Ademais, para piorar esse quadro somam-se dois fatores. O real passou por um intenso processo de desvalorização, com efeitos inflacionários por nós bem conhecidos. Houve expressivo aumento da demanda externa por alimentos, o que elevou o preço de uma série de commodities, originando no Brasil a inflação dos alimentos – recorrentes vilões da alta do IPCA, como no último mês.

A fé cega do BC em uma teoria da inflação equivocada obsoleta não lhe permite entender a complexidade do processo inflacionário em curso e vislumbrar outra forma de combatê-lo. É bem verdade, contudo, que essa tarefa não deveria ser exclusiva de um banco central, uma vez que envolve uma gama de políticas.

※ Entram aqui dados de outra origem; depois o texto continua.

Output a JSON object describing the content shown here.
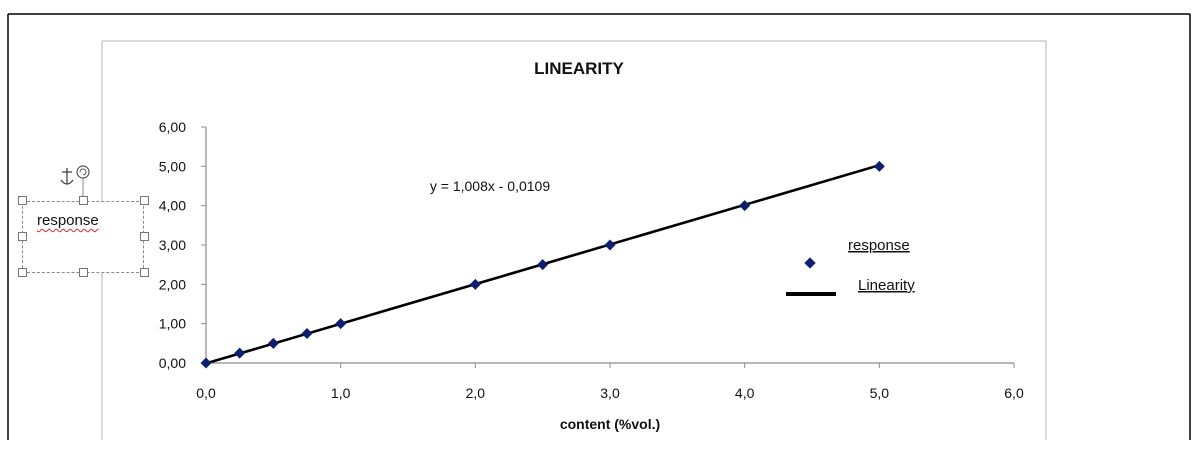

Enquanto a atual estratégia de combate à inflação não for substituída por um arcabouço mais amplo, que combine medidas monetárias (a cargo do BC) com medidas do lado real da economia (a cargo do Ministério da Economia e demais), a inflação não cederá de forma expressiva e os juros, fatalmente, seguirão nas alturas. Continuaremos a apresentar juros, inflação e desemprego de dois dígitos – e crescimento próximo a zero.

Há que se ressaltar: o receituário que propomos não é nada novo. Os estruturalistas Latino-americanos reunidos da Comissão Econômica para a América Latina (Cepal) da ONU, como Oswaldo Sunkel, há muito tempo já separavam os fatores “estruturais” – não monetários ou reais – dos fatores “propagadores” da inflação.

Sunkel, escrevendo em 1958, segue atual e acertado: “É necessário, pois, começar a superar os tradicionais enfoques de curto prazo com que se costumava analisar a inflação de nossos países […] A verdade é que a inflação não ocorre no vácuo, mas, sim, dentro do marco histórico, social, político e institucional do país. […] As fontes subjacentes da inflação nos países pouco desenvolvidos encontram-se nos problemas básicos do desenvolvimento econômico, nas características estruturais que apresenta o sistema produtivo desses países”. 

Desde 2016, foi implantado um marco institucional de política econômica que inviabiliza o uso de estratégias mais amplas de combate à inflação. É preciso sair dessa armadilha e adotar novas respostas, sob pena de alongar ainda mais a depressão brasileira.